不同类型吸附剂对钒（V）吸附行为的研究

发布时间：2018-04-01 04:47

  本文选题：土壤胶体　切入点：生物质炭　出处：《西北农林科技大学》2017年硕士论文

【摘要】：土壤重金属污染给粮食安全生产带来严重威胁,土壤中重金属污染物的形态转化及迁移累积引起广大学者的关注。环境中的钒随饮食、呼吸等方式被带入动物体内,对人类健康造成威胁。钒污染虽然不会立即威胁全球范围内的生态系统,但是随着钒的沉积和迁移,会逐渐破坏生态环境。深入研究钒在土壤环境中的迁移和转化机制,将非常有利于钒的污染治理与环境标准的制定,从而实现农产品更加安全的生产。本文以五价的钒为研究对象,采用陕西省典型的黄褐土、X土、风沙土、黄绵土、以及相应的土壤胶体和改性锯末生物质炭为吸附材料,通过吸附动力学及与等温试验,分析不同吸附材料对V(V)的吸附能力的差异性,结合比表面积(BET)、傅里叶红外光谱(FTIR)、X衍射分析(XRD)、电子扫描电镜(SEM)和原子力显微镜(AFM)等分析表征手段,探索不同吸附材料对V(V)的吸附机理。

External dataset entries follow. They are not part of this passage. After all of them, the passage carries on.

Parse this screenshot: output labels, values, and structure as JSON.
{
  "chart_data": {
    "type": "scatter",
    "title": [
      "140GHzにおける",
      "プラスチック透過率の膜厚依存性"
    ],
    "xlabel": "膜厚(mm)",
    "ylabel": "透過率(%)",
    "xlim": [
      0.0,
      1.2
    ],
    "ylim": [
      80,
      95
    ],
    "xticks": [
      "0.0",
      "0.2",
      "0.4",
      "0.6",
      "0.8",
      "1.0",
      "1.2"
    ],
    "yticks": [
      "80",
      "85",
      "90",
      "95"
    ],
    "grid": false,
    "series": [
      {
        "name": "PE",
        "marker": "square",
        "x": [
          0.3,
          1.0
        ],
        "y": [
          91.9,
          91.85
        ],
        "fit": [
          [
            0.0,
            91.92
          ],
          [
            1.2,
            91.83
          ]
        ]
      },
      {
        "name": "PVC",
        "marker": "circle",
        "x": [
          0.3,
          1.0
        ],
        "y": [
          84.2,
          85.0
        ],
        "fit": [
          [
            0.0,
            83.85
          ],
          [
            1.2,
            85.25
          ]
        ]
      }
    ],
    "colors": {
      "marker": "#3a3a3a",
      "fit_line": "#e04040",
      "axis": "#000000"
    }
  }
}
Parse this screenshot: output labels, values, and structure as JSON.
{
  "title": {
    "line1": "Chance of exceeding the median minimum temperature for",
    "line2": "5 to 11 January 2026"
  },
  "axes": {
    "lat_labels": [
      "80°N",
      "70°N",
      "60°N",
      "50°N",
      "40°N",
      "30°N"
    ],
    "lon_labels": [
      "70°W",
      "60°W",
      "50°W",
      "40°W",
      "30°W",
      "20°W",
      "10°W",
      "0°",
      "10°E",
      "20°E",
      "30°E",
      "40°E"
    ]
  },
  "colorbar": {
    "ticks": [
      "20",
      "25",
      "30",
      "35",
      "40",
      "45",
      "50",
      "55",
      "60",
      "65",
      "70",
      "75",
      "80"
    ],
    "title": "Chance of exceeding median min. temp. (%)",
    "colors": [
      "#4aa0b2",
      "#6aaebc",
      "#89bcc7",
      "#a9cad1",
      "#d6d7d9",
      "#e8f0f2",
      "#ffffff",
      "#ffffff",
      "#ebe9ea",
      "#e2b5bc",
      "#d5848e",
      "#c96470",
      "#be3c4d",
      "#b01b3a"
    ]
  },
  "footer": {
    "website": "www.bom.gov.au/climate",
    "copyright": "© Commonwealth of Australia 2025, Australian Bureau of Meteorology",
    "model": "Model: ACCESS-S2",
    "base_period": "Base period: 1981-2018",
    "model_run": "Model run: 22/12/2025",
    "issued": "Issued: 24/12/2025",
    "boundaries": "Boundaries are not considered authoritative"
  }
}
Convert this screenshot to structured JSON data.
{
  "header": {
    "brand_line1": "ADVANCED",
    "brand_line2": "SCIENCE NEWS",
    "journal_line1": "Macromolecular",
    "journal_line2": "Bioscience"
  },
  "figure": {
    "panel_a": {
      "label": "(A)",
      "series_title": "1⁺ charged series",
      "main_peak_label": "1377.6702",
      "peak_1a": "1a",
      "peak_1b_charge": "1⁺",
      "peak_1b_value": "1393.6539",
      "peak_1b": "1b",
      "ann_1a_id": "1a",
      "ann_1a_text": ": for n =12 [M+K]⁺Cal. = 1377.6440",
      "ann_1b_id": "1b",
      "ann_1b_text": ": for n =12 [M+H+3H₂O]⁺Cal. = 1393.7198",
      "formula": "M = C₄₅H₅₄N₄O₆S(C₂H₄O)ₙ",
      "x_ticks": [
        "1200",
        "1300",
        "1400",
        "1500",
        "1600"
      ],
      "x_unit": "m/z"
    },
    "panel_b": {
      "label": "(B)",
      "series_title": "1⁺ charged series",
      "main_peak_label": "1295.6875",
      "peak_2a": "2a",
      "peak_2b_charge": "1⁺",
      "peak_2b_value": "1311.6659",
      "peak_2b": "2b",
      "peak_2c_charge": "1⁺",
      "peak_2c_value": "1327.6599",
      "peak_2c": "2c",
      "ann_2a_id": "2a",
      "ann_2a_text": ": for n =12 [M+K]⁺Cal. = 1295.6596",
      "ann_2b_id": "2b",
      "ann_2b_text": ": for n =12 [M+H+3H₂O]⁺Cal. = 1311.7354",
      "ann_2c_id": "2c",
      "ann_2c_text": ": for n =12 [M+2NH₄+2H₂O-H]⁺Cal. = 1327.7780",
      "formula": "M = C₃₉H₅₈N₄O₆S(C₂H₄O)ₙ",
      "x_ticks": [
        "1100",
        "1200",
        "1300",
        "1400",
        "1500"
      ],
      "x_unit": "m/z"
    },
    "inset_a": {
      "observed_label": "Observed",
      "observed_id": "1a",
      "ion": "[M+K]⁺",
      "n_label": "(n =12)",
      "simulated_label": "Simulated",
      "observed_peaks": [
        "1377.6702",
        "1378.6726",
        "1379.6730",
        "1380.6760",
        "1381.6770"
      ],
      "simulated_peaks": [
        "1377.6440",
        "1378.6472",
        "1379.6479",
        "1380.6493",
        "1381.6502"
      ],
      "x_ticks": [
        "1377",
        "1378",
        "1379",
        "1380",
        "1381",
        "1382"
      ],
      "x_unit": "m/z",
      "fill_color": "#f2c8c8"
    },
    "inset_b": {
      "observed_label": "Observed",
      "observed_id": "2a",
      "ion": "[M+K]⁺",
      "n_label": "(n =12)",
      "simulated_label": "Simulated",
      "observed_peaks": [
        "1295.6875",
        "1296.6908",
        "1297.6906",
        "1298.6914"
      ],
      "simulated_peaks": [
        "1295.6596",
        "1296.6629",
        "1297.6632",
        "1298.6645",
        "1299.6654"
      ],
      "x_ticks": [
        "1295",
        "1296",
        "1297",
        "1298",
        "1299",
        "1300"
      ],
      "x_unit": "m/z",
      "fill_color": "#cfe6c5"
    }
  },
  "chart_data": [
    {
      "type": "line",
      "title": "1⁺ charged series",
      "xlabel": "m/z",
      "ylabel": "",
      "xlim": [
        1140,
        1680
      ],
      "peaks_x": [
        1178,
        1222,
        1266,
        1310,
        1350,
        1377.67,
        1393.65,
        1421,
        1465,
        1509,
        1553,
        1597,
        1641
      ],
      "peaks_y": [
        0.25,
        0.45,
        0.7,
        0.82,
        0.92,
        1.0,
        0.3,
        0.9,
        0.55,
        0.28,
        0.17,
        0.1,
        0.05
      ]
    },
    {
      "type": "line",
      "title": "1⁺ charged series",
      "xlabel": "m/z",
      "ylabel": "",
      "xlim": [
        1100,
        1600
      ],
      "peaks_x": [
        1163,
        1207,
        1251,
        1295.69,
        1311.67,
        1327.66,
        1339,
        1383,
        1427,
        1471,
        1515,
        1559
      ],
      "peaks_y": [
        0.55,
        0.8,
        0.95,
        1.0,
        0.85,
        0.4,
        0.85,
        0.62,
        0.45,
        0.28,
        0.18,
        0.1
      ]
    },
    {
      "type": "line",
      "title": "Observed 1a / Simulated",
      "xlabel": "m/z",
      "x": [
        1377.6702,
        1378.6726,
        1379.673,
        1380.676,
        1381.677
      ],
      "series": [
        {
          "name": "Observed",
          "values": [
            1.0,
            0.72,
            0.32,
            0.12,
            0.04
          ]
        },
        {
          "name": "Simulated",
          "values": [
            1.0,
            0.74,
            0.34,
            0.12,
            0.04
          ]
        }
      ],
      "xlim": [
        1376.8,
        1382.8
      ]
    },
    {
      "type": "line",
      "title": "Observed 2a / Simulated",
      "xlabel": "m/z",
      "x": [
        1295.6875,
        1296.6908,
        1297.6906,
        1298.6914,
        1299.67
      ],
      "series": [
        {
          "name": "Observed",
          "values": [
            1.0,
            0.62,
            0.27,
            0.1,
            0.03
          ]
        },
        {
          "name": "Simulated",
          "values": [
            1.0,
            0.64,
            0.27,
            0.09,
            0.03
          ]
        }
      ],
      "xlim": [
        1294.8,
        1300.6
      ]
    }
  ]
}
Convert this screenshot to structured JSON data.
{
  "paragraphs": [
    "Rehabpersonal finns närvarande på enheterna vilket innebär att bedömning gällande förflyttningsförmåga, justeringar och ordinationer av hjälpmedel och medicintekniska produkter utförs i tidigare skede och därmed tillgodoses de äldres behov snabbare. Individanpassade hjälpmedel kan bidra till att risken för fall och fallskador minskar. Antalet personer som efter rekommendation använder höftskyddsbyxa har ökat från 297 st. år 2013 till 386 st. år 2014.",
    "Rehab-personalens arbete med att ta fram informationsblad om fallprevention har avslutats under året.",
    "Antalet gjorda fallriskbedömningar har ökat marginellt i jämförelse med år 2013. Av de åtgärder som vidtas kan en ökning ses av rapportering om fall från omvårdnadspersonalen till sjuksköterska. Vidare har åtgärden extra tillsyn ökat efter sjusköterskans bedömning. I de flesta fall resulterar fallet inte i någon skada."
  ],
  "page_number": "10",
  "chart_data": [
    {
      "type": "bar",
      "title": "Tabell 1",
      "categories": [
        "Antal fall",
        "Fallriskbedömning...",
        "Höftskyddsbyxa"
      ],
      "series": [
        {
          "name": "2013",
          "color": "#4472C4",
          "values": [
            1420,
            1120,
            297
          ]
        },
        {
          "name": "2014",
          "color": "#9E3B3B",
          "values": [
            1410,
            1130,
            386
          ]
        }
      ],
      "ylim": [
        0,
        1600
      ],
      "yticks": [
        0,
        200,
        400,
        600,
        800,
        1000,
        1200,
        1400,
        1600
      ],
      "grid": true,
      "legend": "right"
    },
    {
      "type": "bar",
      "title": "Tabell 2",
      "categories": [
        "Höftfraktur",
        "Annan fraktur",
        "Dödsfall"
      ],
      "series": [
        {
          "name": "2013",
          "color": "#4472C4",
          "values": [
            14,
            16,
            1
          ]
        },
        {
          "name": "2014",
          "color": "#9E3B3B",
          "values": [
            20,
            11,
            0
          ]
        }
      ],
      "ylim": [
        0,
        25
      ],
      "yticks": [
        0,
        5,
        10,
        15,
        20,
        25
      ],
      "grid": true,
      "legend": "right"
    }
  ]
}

上述研究旨在揭示不同吸附剂对V(V)的固持能力的大小,为了解V(V)在土壤中的行为和生物质炭的环境生态修复提供科学依据。本研究取得了以下主要结论:(1)不同土壤对钒吸附能力的大小黄褐土、X土、风沙土和黄绵土由于物理化学性质(有机质含量、比表面积、粒径分布和矿物成分)的不同,对V(V)的吸附也存在较大差异。完成快速吸附V(V)的反应时间分别为60min、120min、120min和30min,动力学数据最为符合拟二级动力学模型。这表明土壤吸附钒是一个复杂的化学吸附与物理吸附共存的动态吸附过程。Freundlich模型能较好地拟合等温吸附数据,陕西土壤对V(V)的吸附为多分子层吸附,黄褐土、X土、风沙土和黄绵土对V(V)的最大吸附量分别为1147.4 mg·kg-1,854.4 mg·kg-1,748.6mg·kg-1,730.8 mg·kg-1。pH值为4到8时黄褐土、X土、风沙土和黄绵土吸附V(V)的最大吸附能力较稳定,同时吸附能力随着离子强度的增加而降低。(2)钒在不同土壤胶体上的吸附行为特征通过原子力显微镜(AFM)结果发现,与风沙土和X土胶体相比,黄绵土胶体粒径最大为181.30 nm。XRD结果分析显示天然土壤胶体中主要的矿物成分包括黑云母、高岭石、方解石和石英。土壤胶体对V(V)的吸附动力学和等温线分别能较好的被Pseudo-second-order和Freundlich模型拟合。Langmuir模型拟合结果表明X土和风沙土胶体对V(V)的最大吸附能力相差不大,黄绵土胶体对V(V)的吸附能力较弱,最大吸附量分别为285.7 mg g-1、238.1 mg g-1和41.5 mg g-1。吸附能力的差异与土壤胶体的粒径大小和有机质含量有直接关系,且化学吸附过程主要作用于羧基和羟基官能团。在pH影响试验中,X土胶体在溶液初始pH值介于5.0--9.0之间吸附量最佳,风沙土和黄绵土胶体的最佳为6.0--8.0。随离子强度的增加,土壤胶体对V(V)的吸附能力相应减小。(3)改性锯末生物质炭对钒吸附特征随着pH值的升高,改性锯末生物质对钒的吸附量先增加后减小,其中pH在7左右时,吸附量达到最大,为15.766 mg.g-1。改性生物质炭在前1小时内迅速完成对钒的吸附过程,在24小时左右达到吸附平衡,吸附动力学拟合结果符合拟二级动力学方程。原始生物质炭对钒的最大吸附量为1.9905 mg.g-1,Fe改性生物质炭对钒的最大吸附量为17.231 mg.g-1,改性炭对钒的吸附量是原始炭吸附量的8.66倍。锯末生物质炭经过Fe负载改性,改变生物质炭的元素组成,降低了生物质炭的孔隙度,可显著提高生物质炭对钒的吸附性能。改性生物质炭对钒良好的吸附性能主要归功于其表面的正电荷对阴离子形态钒的吸附作用。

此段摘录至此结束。